The narrator and the other women in the story represent a tamed spirit of womanhood "tired" (McCorkle 86) and worn down by men. The hominid Lucy with small breasts, "thin and stretched" (McCorkle 82) represents the unadulterated woman free of the male idea of a sexualized woman. Lucy's death is a symbol for the corruption of female beauty. The narrator asks if Lucy gives up because she "grew so tired" (McCorkle 82) or if such a desire was only "the result of years of domestication" (McCorkle 80), suggesting that women, like animals, have been domesticated by men. However, the story suggests hope when the narrator's son, a "future man" (McCorkle 90), demonstrates "evolution in action" (McCorkle 90) by finding beauty in Lucy, a beauty that does not conform to cultural norms and is not conferred from men but comes from a respect for his mother and her feelings.

Conclusion

While restating the main ideas from the body of the essay will work as a conclusion, a much better approach is to come to some new awareness of the significance, importance, relevance, or value (SIRV) that these works reveal.

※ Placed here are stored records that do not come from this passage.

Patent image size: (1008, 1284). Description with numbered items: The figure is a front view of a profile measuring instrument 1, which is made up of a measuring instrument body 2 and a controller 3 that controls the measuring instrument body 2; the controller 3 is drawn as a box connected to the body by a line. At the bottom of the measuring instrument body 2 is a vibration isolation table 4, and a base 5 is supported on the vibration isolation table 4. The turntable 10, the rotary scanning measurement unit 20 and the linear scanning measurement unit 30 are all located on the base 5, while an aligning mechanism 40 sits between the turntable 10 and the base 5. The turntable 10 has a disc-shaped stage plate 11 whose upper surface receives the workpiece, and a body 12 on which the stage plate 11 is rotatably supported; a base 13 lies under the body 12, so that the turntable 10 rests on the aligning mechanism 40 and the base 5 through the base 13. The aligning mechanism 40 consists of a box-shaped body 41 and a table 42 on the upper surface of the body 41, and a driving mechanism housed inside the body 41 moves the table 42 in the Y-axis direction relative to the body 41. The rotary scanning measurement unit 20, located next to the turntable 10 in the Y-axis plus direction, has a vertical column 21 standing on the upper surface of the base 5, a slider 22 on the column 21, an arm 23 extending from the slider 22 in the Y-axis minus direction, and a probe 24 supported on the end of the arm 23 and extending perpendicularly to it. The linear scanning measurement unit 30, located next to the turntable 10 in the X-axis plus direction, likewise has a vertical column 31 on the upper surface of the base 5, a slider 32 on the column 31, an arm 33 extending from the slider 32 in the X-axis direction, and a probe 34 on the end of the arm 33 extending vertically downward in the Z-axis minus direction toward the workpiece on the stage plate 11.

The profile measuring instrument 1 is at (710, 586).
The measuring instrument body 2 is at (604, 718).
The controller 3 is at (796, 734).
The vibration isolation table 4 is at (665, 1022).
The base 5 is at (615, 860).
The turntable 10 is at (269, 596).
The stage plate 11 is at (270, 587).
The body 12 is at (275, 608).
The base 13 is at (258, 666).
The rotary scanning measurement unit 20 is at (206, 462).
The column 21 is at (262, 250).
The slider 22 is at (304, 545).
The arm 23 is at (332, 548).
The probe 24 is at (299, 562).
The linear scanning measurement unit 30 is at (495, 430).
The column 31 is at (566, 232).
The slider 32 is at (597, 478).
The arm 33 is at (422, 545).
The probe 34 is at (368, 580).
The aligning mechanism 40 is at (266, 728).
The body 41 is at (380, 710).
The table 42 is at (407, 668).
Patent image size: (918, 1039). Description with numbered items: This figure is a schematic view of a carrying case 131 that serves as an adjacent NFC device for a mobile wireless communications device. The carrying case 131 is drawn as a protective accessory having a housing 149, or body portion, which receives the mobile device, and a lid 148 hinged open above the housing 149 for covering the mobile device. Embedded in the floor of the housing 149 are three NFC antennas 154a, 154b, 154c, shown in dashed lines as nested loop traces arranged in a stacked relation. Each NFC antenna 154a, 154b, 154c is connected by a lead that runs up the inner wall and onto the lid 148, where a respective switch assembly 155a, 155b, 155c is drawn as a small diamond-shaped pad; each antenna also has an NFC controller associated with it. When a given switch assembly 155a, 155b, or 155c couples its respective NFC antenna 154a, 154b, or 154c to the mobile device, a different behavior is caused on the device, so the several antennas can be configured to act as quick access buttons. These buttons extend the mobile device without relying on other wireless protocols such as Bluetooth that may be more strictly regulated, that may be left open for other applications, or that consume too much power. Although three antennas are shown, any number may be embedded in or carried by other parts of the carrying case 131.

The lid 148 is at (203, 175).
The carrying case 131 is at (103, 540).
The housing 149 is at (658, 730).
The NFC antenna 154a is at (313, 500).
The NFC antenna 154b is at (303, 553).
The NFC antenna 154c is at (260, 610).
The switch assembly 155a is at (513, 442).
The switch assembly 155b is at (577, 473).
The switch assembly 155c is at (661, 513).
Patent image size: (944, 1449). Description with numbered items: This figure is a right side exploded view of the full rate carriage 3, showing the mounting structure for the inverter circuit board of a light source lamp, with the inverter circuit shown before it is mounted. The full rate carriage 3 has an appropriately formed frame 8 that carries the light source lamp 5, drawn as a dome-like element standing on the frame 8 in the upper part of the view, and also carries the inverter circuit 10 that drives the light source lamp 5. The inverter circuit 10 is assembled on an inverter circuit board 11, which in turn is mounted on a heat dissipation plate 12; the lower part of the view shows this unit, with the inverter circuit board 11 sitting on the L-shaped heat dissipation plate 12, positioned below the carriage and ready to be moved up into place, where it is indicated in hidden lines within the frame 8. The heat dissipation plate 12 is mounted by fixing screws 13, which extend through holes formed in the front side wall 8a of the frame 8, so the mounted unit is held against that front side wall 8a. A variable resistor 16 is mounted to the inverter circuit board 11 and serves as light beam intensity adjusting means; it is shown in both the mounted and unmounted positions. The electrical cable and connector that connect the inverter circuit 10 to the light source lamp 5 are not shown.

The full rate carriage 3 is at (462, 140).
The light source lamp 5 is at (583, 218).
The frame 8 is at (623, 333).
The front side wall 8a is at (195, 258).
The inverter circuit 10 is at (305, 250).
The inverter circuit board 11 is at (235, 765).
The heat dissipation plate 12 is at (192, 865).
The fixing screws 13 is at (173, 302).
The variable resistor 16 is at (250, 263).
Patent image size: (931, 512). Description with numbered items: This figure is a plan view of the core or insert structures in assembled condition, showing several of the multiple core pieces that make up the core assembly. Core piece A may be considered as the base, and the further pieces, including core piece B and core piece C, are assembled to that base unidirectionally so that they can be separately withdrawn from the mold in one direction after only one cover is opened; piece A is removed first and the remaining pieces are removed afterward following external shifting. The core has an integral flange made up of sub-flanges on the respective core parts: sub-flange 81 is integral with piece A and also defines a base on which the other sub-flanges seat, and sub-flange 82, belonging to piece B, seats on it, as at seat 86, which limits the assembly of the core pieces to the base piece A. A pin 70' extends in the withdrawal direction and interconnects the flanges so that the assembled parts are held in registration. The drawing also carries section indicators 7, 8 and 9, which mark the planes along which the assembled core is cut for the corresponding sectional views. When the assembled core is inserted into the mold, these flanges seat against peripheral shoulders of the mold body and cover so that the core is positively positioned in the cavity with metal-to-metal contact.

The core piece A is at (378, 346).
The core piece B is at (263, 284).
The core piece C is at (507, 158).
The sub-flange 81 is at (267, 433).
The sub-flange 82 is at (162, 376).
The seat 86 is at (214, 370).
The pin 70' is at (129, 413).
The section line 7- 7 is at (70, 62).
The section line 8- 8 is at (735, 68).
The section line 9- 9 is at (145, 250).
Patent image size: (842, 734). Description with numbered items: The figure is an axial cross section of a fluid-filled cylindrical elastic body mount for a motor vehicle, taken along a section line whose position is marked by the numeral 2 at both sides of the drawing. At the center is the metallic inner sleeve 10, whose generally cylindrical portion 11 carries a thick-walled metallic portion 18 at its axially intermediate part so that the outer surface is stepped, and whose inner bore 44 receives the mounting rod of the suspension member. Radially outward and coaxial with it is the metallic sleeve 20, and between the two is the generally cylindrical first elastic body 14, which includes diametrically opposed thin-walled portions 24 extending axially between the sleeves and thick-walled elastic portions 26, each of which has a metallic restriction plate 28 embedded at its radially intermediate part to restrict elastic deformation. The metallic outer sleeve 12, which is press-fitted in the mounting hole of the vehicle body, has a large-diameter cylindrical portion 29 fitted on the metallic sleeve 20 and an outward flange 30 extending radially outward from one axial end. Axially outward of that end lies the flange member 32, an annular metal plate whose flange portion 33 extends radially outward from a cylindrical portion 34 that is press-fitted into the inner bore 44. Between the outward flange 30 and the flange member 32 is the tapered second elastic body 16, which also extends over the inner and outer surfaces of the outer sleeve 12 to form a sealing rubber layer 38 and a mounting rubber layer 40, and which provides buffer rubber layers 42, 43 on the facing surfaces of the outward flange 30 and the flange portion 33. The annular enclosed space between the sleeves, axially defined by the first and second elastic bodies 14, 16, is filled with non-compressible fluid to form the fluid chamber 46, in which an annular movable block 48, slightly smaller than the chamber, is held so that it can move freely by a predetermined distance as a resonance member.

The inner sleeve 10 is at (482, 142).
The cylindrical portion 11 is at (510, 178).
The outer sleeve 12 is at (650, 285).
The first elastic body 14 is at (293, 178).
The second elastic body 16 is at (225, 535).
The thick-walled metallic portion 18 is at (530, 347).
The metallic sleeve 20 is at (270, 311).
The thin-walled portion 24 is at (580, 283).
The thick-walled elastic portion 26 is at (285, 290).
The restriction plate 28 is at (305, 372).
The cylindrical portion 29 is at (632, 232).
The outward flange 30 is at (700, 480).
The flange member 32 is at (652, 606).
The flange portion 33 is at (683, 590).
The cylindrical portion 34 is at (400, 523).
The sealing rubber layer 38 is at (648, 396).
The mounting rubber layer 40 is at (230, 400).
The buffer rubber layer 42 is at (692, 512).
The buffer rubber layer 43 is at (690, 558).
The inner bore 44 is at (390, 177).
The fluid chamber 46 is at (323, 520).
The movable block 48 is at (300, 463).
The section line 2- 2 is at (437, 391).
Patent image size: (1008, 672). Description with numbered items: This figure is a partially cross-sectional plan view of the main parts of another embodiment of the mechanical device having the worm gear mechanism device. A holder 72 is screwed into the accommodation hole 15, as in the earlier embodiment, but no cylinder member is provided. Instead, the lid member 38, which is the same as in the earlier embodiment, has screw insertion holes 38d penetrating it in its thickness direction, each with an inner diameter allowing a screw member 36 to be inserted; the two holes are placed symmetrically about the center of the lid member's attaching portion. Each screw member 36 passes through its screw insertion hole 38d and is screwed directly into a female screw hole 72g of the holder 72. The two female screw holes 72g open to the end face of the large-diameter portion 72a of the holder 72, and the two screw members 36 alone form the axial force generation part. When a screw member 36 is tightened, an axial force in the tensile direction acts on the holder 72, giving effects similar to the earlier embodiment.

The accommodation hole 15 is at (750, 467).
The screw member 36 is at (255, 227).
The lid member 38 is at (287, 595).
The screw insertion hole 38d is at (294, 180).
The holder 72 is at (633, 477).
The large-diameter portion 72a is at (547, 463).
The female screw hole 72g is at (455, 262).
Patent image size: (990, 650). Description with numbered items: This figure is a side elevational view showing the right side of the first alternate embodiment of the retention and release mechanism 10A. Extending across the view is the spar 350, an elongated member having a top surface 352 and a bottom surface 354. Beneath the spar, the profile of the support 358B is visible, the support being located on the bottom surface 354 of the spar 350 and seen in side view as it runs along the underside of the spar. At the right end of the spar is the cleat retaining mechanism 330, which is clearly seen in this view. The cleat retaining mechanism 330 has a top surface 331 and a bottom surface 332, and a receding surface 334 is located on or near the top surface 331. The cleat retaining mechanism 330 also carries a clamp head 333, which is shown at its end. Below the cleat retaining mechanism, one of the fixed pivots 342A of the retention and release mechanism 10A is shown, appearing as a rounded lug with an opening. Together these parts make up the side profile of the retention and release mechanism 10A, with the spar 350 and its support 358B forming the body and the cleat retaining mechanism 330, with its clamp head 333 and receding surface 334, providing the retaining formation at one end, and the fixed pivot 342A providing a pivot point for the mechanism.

The women in "Barbie Doll" by Marge Piercy and "Hominids" by Jill McCorkle struggle with being treated as objects instead of being recognized and respected for who they are: beautiful and intelligent women. The "girlchild" in "Barbie Doll" fails to see her own virtues and depends on others to give her value which ultimately ends in her taking her own life. In "Hominids" women face chauvinistic stereotypes of female beauty that dismiss and objectify them. However, unlike the "girlchild" in "Barbie Doll," the narrator in "Hominids" resists the attitudes that are being forced on her. She finds some hope for the future while reflecting on humanity's past and stands up for herself despite society's unwillingness to change. Nevertheless, she, too, is worn down by the constant barrage of male abuse and, like Lucy, "would like nothing better than to stretch out and close [her] eyes, disappear, if only briefly" (McCorkle 86), "a part of [her] still thinking about bare breasts and day-old coffee, empty bank accounts and biopsies, neglected children and scar tissue" (McCorkle 90) as she recognizes that, despite the better living conditions of her own life, she shares the degradation of the women at Café Risqué.

Works Cited
Works Cited

There are a number of different style manuals that are used in academics to format sources. These are standardized to fit the needs of particular academic fields of study. In English classes (as well as some other classes), teachers use the Modern Language Association (MLA) stylebook. However, individual instructors have the right to require their own rules to follow within MLA style. The course textbooks will include a section on MLA style. Teachers may include additional instructions within the course, via handouts, or as part of the assignment instructions.

Works Cited

Fetto, John. "Image is Everything." American Demographics, vol. 25, no.2, 2003, pp. 10-11. Academic Search Complete. n/a. Accessed 21 Aug. 2013.

Kriss, Regina, T. and Helena C. Kraemer. "Efficacy of Group Therapy for Problems with Postmastectomy Self-Perception, Body Image, and Sexuality." Journal of Sex Research, vol. 22, no. 4, 1986, pp. 438-451. MasterFILE Premier. n/a. 21 Aug. 2013.

McCorkle, Jill. "Hominids." Creatures of Habit. Algonquin Books, 2009, pp. 77-90.

Piercy, Marge. "Barbie Doll." The River Reader. 2nd ed. Edited by Natalie Danner. Pearson, 2010, pp. 171.

Semansky, Chris. "Overview of 'Barbie Doll'." Poetry for Students. Edited by Ira Mark Milne. Vol. 9. Gale Group, 2000. Literature Resource Center. n/a. Accessed 22 Aug. 2013.